Dès que j’eus observé ce crâne extrêmement développé, hypertrophié par endroits et comme boursouflé d’un excès de cervelle, dès que, surtout, les grands yeux éclairés d’un reflet intérieur se furent posés sur les miens, je compris définitivement que cette créature était douée de raison. Je me rappelle avoir cherché sur elle avec une sorte d’acharnement quelque vestige d’humanité, afin de diminuer dans une certaine mesure le trouble que cette constatation apportait dans mes plus profondes habitudes intellectuelles. Mais l’aspect du monstre ne rappelait en rien celui de l’homme. Il se tenait accroupi sur ses membres postérieurs et devait marcher de même, en se servant comme appui de sa forte queue ; ses bras grotesques et courts, au lieu de tomber au repos, le long de ses flancs, semblaient véritablement sortir de sa poitrine ; point de mains véritables, mais, attachés directement aux poignets des doigts très déliés et très longs, plus longs, à ce qu’il me parut, que les bras eux-mêmes, et à peu près pareils à des tentacules.

Sur la face, nulle trace de poils : une peau blême et terne qui me faisait penser à la couleur d’une tête de veau écorchée. Les yeux étaient ronds, légèrement bombés et encastrés sans paupières visibles dans des orbites proéminentes. À la place du nez, deux trous béants d’où sortait de la buée ; au-dessous, c’était la fente démesurée d’une bouche de reptile garnie d’une multitude de dents aiguës que ne parvenaient pas à recouvrir des lèvres minces et cornées.
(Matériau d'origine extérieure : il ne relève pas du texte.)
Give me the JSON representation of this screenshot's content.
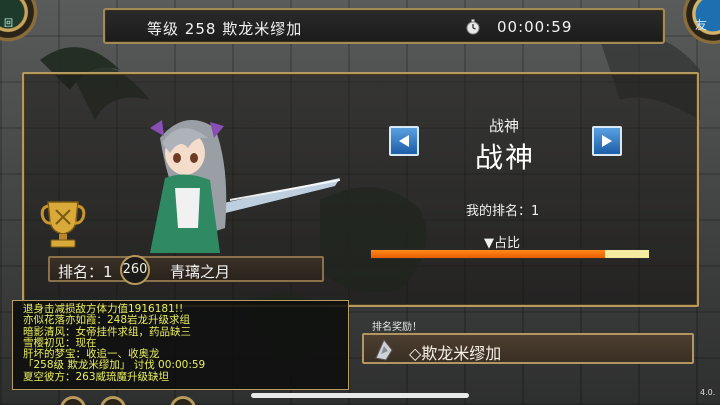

Aux deux coins de ces lèvres qui rejoignaient presque des oreilles mouvantes et minuscules, un peu de salive suintait. Le menton n’existait pas ou disparaissait sous de flasques replis de peau molle étagés sur le cou et la partie supérieure du tronc… Puis, par deux fois, les paupières battirent et voilèrent un instant les yeux, blanches, ténues, presque diaphanes comme celles des serpents ou des oiseaux.

Il ne m’était pas possible de chercher plus longtemps à me faire illusion : cet animal et l’homme actuel ne descendaient pas du même ancêtre.

Je crois que nous restâmes à peu près cinq minutes, — cinq éternelles minutes, — à nous regarder fixement. Ensuite je me souviens d’avoir vu, immobile et glacé par l’horreur, la gueule du monstre s’ouvrir avec un sifflement doux pendant qu’il faisait un pas vers moi ; et, je ne sais trop pourquoi, cette gueule me parut alors menaçante et prête à mordre… Mes yeux se fermèrent ; je ne fus même pas capable de reculer, et je sentis bientôt une haleine âcre et glacée sur mon visage. J’aurais vu la mort s’approcher à petits pas que je n’aurais pas été plus affolé… Quand je rouvris les yeux, la face était à quelques centimètres à peine de la mienne.

Soudain une furieuse colère s’empara de moi, plus forte que le dégoût et que la peur. La taille du monstre était légèrement supérieure à la mienne et la peau flasque de son cou pendait à la hauteur de mes dents ; dans un inconcevable accès de rage contre lequel ma raison ne put rien, je me précipitai et je mordis, oui, je mordis comme font les bêtes au comble de l’effroi. Comment rendre la sensation sur mes lèvres et ma langue de cette chair pareille à un caoutchouc compact et difficilement pénétrable ?… Le monstre, épouvanté, poussa un cri qui résonna comme le grincement de deux plaques de cuivre brusquement frottées l’une contre l’autre, bondit agilement en arrière et disparut au tournant du souterrain.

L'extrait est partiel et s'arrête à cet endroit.